Alleged drink-driver fails in bid to have case thrown out over court delays

A man charged with a number of contraventions of the Road Traffic Act 1988, including drink-driving and driving while disqualified, has failed in a bid to have the case against him dismissed over the delay in bringing him to trial.

The Criminal Appeal Court upheld a sheriff’s decision to refuse the complainer’s motion to desert the trial.

Lord Brodie, Lady Clark of Calton and Sheriff Principal Stephen QC heard that the complainer William Christensen was charged on summary complaint with: driving having consumed alcohol the proportion being 117 mg of alcohol in 100 ml of breath - the prescribed limit at that time being 35 mg of alcohol in 100 ml of breath; driving a motor vehicle when licence revoked; driving without third party insurance; and failing to give information as to the identity of the driver of the vehicle when required to do so by a police constable.

The offences were alleged to have been committed on 8 July 2013 at Lochwinnoch and the complainer appeared the following day before the sheriff at Paisley, when he pleaded not guilty to all charges, was released on bail with intermediate and trial diets set for August 2013 and September 2013 respectively.

The court minutes then disclosed a litany of adjournments of intermediate and trial diets until January 2015 when once more the sheriff adjourned the trial due to lack of court time.

In so doing the sheriff refused the complainer’s motion to desert simpliciter and trial until the end of February 2015 instead.

By way of bill of advocation, the complainer sought to have the sheriff’s decision on that date recalled as “unjust, oppressive and contrary to law”.

The complainer founded on the “passage of time” since the offences were alleged to have taken place, the procedural history of the case and the number of adjournments due to “pressure of business” in court or “lack of court time”.

In her submission, the solicitor advocate for the complainer maintained that the sheriff had erred in failing to recognise the “systemic failure” by the court to schedule business in such a way as to ensure that there were no lack of court time adjournments which failing to ensure that the case assumed priority at a subsequent trial diet.

It was argued that the sheriff gave “insufficient weight” to the number of adjourned trial diets and to the delay which was “wholly incompatible” with summary procedure.

The appeal court should intervene by passing the bill, reversing the decision of the sheriff and deserting the complaint, it was submitted.

In response, the advocate depute submitted that he sheriff had followed and applied the correct the test and had not misdirected himself.

It was said that there was “no fault” on the part of the Crown and that the sheriff “had regard to the interests of both parties and the public interest and relative prejudice”.

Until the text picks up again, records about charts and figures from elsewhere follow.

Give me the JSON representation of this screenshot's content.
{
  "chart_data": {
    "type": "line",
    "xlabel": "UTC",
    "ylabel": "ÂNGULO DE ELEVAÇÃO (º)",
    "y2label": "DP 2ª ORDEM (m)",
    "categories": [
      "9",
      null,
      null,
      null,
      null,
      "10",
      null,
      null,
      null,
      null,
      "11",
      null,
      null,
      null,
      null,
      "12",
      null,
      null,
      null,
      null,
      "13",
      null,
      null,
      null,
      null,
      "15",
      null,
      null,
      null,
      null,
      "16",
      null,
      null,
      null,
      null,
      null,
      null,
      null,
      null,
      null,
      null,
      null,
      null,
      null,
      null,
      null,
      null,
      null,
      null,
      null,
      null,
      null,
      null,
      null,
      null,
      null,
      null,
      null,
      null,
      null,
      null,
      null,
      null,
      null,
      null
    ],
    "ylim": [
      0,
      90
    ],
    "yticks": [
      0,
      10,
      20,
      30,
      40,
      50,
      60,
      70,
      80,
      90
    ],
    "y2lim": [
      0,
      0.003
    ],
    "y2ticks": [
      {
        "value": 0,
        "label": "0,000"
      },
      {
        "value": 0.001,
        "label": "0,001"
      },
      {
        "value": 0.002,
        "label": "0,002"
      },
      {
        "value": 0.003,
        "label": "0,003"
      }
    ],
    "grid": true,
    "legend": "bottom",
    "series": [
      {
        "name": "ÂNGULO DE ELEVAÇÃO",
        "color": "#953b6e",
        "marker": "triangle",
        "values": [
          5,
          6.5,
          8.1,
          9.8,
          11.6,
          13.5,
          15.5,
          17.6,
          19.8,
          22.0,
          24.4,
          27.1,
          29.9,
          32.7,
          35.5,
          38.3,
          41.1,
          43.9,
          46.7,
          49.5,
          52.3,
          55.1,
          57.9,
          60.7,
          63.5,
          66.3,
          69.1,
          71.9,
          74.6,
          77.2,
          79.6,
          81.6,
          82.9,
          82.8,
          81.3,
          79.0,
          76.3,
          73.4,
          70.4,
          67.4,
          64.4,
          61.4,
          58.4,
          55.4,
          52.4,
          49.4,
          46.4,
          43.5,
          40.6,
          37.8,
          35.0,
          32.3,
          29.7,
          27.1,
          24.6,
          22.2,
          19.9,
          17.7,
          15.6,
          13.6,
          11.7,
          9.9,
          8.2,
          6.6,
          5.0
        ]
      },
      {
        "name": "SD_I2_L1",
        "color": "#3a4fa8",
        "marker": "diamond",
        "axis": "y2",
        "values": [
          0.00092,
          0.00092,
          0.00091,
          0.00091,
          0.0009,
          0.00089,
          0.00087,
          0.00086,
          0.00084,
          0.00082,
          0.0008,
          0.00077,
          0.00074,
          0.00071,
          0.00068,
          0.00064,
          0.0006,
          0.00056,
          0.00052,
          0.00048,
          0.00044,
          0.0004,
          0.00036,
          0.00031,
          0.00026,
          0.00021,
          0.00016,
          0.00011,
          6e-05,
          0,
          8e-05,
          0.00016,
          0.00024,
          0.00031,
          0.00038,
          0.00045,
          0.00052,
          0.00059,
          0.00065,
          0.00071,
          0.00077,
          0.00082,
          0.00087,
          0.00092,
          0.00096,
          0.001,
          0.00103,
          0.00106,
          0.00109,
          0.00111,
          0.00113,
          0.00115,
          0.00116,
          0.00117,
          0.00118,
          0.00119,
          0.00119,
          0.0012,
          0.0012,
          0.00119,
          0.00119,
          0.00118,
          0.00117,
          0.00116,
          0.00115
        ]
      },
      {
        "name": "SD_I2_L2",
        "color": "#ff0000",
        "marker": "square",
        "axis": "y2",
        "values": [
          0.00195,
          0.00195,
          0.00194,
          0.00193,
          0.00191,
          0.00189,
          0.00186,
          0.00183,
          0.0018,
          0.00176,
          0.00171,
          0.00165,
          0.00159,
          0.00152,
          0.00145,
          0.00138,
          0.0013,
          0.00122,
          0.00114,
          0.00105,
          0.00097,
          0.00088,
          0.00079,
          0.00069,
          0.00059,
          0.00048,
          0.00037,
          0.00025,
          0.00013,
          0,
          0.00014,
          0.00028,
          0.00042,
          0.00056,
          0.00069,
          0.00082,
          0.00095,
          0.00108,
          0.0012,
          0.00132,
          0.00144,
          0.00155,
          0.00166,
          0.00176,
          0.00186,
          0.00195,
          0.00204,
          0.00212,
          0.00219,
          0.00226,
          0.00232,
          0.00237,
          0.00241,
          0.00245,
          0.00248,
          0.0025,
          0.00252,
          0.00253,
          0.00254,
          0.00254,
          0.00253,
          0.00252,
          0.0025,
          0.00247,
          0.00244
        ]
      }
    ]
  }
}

Refusing the bill, the appeal judges observed that a decision whether or not it was in the interests of justice to adjourn or postpone a trial diet was one which was “very much for the court of first instance to take”, having regard to the circumstances of the particular case.

Delivering the opinion of the court, Sheriff Principal Stephen said: “We find this to be a very difficult case where those responsible for administering the courts have been unable to secure the progress of this case to trial within a proper timescale. However, the question for this court is whether the sheriff has exercised his discretion in a manner or reached a decision which no reasonable sheriff could have reached.

“It is clear that the sheriff has addressed all of the material matters and in particular, the gravity of the offences, the prejudice to the complainer, which amounts to inconvenience and delay, and the public interest in general.

“Therefore this court, whilst concerned that this summary prosecution has required multiple diets, is unable to conclude that the sheriff reached a decision which he was not entitled to reach in the circumstances. The bill is accordingly refused.”

She added: “This case discloses significant problems in the scheduling of summary criminal trials which require to be addressed by those involved in the administration of the sheriff courts. It is also evident that the prioritisation of complaints calling for trial in the sheriff court is at the discretion of the Crown Office and Procurator Fiscal Service and is primarily their responsibility.

“It appears to us that the procurator fiscal requires to actively review these priorities in close consultation with the sheriff clerk to ensure the cases which merit priority, such as those adjourned due to lack of court time or indeed for other substantial reasons, are identified and accorded that ranking at the trial diet which follows. It hardly needs saying that this case deserves the highest priority at the next trial diet.”